SMITH, EDGAR NEWBOLD - American Literature of the Sea and Great Lakes

American Literature of the Sea and Great Lakes

SMITH, EDGAR NEWBOLD (1926- ). A descendant of a maritime family, Edgar Newbold Smith graduated from the U.S. Naval Academy in 1948. Best known as a collector of naval prints, Smith compiled American Naval Broadsides*: A Collection of Early Naval Prints, 1745-1815 (1974). A collector’s catalog of 117 prints accompanied by a chronological narrative, the work focuses on the American navy under sail, with particular emphasis on events of the American Revolution, the early federal period, and the War of 1812.

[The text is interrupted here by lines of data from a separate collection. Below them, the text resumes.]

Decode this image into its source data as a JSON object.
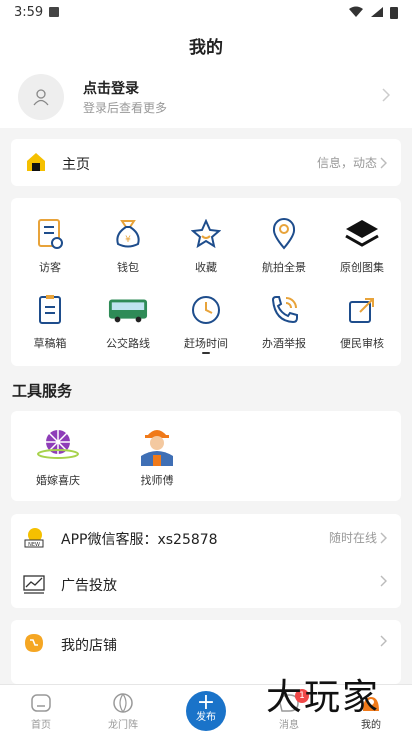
{
  "status_bar": {
    "time": "3:59"
  },
  "header": {
    "title": "我的"
  },
  "profile": {
    "title": "点击登录",
    "subtitle": "登录后查看更多"
  },
  "home_row": {
    "label": "主页",
    "right_text": "信息，动态"
  },
  "grid": [
    {
      "label": "访客",
      "icon": "visitor-icon"
    },
    {
      "label": "钱包",
      "icon": "wallet-icon"
    },
    {
      "label": "收藏",
      "icon": "star-icon"
    },
    {
      "label": "航拍全景",
      "icon": "location-pin-icon"
    },
    {
      "label": "原创图集",
      "icon": "layers-icon"
    },
    {
      "label": "草稿箱",
      "icon": "draft-icon"
    },
    {
      "label": "公交路线",
      "icon": "bus-icon"
    },
    {
      "label": "赶场时间",
      "icon": "clock-icon"
    },
    {
      "label": "办酒举报",
      "icon": "phone-report-icon"
    },
    {
      "label": "便民审核",
      "icon": "share-review-icon"
    }
  ],
  "tools_section": {
    "title": "工具服务"
  },
  "tools": [
    {
      "label": "婚嫁喜庆",
      "icon": "wedding-icon"
    },
    {
      "label": "找师傅",
      "icon": "worker-icon"
    }
  ],
  "list": [
    {
      "label": "APP微信客服：xs25878",
      "right_text": "随时在线",
      "icon": "customer-service-icon"
    },
    {
      "label": "广告投放",
      "right_text": "",
      "icon": "ad-chart-icon"
    }
  ],
  "shop": {
    "label": "我的店铺",
    "icon": "shop-icon"
  },
  "tab_bar": {
    "tabs": [
      {
        "label": "首页",
        "icon": "home-tab-icon"
      },
      {
        "label": "龙门阵",
        "icon": "forum-tab-icon"
      },
      {
        "label": "发布",
        "icon": "plus-icon"
      },
      {
        "label": "消息",
        "icon": "message-tab-icon"
      },
      {
        "label": "我的",
        "icon": "me-tab-icon"
      }
    ],
    "message_badge": "1"
  },
  "watermark": "大玩家",
  "colors": {
    "accent": "#e8a33a",
    "blue": "#1a73c9",
    "badge": "#f04848"
  }
}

In 1976 Smith, an avid sailor, undertook an unprecedented journey to the high Arctic* on his forty-three-foot sloop Reindeer, with a crew of six. They sailed north from Reykjavik, Iceland, to their northernmost destination, Moffen Island, a small atoll inhabited by walruses at 80° north latitude, which brought them to within 600 miles of the North Pole. The homeward journey retraced the route taken by the Vikings past the eastern coast of Greenland through Denmark Strait, with its treacherous fogs, pack ice, and violent squalls. Reindeer was the first American sailing yacht to navigate the strait. Down Denmark Strait (1980) is Smith’s vivid account of the 10,500-mile journey.